Tout bascule donc lorsque Lisa avoue son mensonge à Alice. L'avocate est profondément choquée car, si Lisa dit vrai maintenant, un homme, innocent, est en prison depuis plus de trois ans !
Alors, Pascale Robert-Diard me conduit doucement jusqu'à la plaidoirie de l'avocate. C'est un chemin difficile, avec de nombreux obstacles dus particulièrement à la complexité du parcours judiciaire. Ces femmes et ces hommes censés juger leurs semblables ont une vie, des soucis, des ennuis, un vécu et il ne faudrait jamais faire abstraction de cela. D'ailleurs, l'autrice consacre quelques pages fort instructives à propos des jurés tirés au sort et sur l'attitude de la présidente de la cour d'assises.
La conduite de chaque protagoniste du procès joue un rôle très important et Pascale Robert-Diard note avec beaucoup d'à-propos les réactions, les comportements, s'attachant surtout aux témoins qui viennent et dont certains reviennent après le coup de théâtre que le titre du roman laisse présager.
Enfin, je ne dois pas oublier le rôle important de la presse, des médias qui ont vite réglé le sort d'une personne mise en cause, que cela lui soit favorable ou non. Seul l'avocat général est un peu délaissé vu la configuration des événements mais sa volonté d'accabler un ou une accusé(e), innocent(e) ou non, est souvent révoltante.

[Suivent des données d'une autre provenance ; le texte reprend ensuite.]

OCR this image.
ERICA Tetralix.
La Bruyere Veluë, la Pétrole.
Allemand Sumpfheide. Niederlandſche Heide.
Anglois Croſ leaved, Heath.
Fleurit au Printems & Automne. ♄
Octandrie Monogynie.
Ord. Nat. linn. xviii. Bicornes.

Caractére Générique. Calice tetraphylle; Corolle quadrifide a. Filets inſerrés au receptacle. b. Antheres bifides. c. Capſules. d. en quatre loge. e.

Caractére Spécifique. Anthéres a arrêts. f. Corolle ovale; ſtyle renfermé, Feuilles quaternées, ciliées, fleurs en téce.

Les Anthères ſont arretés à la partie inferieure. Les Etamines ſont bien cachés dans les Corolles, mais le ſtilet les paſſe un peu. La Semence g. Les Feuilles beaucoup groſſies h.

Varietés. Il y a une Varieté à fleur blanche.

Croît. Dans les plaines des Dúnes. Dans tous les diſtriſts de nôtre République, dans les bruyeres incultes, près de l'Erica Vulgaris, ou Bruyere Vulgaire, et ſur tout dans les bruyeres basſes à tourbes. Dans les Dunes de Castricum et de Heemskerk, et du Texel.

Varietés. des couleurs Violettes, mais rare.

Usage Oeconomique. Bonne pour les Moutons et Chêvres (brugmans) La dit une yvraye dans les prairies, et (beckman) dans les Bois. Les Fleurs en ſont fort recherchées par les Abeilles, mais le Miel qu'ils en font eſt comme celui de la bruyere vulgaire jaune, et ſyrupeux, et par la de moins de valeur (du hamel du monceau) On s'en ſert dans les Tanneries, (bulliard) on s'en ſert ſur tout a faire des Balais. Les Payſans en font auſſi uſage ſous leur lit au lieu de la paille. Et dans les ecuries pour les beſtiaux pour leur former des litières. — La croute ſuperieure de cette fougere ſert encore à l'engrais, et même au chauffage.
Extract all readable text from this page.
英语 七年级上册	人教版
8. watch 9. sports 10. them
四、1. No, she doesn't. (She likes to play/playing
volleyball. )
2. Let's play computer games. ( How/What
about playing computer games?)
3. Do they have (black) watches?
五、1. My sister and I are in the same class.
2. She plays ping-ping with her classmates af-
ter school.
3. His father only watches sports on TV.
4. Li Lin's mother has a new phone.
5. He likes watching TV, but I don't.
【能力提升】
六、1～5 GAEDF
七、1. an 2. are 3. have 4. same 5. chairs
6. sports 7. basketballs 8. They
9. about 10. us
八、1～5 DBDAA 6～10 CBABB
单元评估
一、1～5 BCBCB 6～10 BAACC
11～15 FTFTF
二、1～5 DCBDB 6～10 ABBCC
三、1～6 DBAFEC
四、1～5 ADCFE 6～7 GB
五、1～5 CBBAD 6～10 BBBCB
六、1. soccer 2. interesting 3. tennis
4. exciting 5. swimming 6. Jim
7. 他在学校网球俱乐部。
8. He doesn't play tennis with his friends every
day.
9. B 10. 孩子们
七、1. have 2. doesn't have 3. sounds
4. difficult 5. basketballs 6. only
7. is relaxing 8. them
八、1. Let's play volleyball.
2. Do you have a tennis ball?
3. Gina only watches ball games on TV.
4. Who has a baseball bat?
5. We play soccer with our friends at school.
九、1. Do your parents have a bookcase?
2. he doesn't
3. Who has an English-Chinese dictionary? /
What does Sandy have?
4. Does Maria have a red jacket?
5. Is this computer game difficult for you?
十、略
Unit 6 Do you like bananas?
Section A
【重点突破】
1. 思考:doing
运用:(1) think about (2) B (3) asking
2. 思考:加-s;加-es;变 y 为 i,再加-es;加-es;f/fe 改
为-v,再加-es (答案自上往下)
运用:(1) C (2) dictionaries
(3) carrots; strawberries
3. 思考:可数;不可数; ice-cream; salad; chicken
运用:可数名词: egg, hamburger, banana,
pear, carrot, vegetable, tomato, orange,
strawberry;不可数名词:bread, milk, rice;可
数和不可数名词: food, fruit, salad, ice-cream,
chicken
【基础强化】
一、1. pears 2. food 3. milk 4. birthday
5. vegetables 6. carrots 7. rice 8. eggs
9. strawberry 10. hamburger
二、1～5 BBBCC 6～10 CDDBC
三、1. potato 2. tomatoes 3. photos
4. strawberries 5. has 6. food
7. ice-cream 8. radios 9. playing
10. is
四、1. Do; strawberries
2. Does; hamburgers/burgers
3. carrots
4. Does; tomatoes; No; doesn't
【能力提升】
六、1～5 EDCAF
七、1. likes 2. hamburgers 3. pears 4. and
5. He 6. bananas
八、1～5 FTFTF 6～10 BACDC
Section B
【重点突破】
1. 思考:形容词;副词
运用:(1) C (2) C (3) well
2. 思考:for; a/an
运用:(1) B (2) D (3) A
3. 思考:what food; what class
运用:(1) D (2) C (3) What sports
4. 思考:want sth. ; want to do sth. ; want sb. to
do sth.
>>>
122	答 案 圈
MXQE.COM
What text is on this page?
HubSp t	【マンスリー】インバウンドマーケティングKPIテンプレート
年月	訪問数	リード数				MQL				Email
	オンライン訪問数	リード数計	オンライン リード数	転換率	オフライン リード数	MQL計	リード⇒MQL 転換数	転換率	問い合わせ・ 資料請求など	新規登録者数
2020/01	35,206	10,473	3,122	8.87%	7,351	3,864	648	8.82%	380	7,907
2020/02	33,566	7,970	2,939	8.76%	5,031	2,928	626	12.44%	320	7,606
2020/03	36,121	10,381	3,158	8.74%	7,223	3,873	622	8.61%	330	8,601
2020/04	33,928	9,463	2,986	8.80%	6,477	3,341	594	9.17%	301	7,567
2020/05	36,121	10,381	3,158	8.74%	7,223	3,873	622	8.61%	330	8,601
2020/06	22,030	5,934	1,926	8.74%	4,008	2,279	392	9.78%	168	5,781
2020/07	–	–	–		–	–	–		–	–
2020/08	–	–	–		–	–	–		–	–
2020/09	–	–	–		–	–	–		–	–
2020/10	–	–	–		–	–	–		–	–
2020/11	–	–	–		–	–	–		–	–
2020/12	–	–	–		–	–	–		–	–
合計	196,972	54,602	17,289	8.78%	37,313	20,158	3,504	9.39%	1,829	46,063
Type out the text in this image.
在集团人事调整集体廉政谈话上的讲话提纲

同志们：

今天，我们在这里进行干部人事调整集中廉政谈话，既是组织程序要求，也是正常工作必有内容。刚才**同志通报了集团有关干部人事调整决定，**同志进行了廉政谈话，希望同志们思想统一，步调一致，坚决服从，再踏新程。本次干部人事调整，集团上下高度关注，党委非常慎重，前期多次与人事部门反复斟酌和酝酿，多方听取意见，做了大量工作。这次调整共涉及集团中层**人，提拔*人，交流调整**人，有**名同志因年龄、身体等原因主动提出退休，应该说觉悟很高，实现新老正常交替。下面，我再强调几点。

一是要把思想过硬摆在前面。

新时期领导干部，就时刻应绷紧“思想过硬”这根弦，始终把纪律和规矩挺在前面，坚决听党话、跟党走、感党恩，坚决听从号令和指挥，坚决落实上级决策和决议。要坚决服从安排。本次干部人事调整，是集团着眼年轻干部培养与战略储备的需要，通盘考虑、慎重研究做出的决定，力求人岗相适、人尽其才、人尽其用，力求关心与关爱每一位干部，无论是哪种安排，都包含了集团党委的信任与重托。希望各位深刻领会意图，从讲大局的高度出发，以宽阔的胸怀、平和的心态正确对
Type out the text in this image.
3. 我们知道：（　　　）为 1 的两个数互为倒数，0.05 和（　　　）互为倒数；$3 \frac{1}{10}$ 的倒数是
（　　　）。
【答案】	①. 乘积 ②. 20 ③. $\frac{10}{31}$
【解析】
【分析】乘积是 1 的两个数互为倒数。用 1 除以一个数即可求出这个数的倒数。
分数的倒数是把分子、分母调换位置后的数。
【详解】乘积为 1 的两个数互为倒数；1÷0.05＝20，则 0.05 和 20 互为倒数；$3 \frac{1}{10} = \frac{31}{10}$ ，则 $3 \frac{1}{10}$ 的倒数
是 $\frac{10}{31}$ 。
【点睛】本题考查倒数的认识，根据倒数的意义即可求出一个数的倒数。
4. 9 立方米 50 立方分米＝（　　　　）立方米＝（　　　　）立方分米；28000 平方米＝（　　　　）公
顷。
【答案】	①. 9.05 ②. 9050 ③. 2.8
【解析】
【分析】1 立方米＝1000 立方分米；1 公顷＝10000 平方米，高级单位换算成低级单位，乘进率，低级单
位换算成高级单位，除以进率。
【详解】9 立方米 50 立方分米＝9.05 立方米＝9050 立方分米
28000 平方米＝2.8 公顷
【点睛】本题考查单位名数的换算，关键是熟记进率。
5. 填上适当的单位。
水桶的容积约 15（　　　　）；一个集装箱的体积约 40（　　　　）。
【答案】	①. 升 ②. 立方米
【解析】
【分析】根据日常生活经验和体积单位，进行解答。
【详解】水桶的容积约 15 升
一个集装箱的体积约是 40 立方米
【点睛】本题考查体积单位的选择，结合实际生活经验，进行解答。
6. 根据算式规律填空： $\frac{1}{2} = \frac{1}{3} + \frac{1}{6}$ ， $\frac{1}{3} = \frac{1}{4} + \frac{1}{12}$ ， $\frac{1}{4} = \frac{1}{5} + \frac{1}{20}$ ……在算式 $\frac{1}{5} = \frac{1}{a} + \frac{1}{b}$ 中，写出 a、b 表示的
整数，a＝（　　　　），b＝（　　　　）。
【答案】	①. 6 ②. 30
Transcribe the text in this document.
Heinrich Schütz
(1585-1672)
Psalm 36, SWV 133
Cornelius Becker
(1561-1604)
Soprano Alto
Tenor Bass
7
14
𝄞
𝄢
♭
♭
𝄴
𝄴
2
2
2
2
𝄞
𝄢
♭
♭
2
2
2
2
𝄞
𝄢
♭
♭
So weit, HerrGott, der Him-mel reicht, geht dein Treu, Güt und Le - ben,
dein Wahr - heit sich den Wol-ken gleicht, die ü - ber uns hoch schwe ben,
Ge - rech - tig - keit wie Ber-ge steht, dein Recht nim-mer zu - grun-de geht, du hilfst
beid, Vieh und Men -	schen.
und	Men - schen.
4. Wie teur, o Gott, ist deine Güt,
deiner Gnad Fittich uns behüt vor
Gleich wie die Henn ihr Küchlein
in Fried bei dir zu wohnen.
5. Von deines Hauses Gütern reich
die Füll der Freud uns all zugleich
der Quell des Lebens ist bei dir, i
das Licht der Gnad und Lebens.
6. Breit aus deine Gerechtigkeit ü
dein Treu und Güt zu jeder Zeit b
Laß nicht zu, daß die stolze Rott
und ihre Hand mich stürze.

Pour équilibrer une tendance constatée depuis une trentaine d'années, il faut lire La petite menteuse. Ce n'est pas parce qu'un nombre incalculable d'agresseurs est resté impuni depuis que l'espèce humaine existe, qu'il faut faire payer la note aujourd'hui aux innocents injustement accusés et condamnés sans la moindre preuve. Pascale Robert-Diard, courageusement, le démontre admirablement dans La petite menteuse.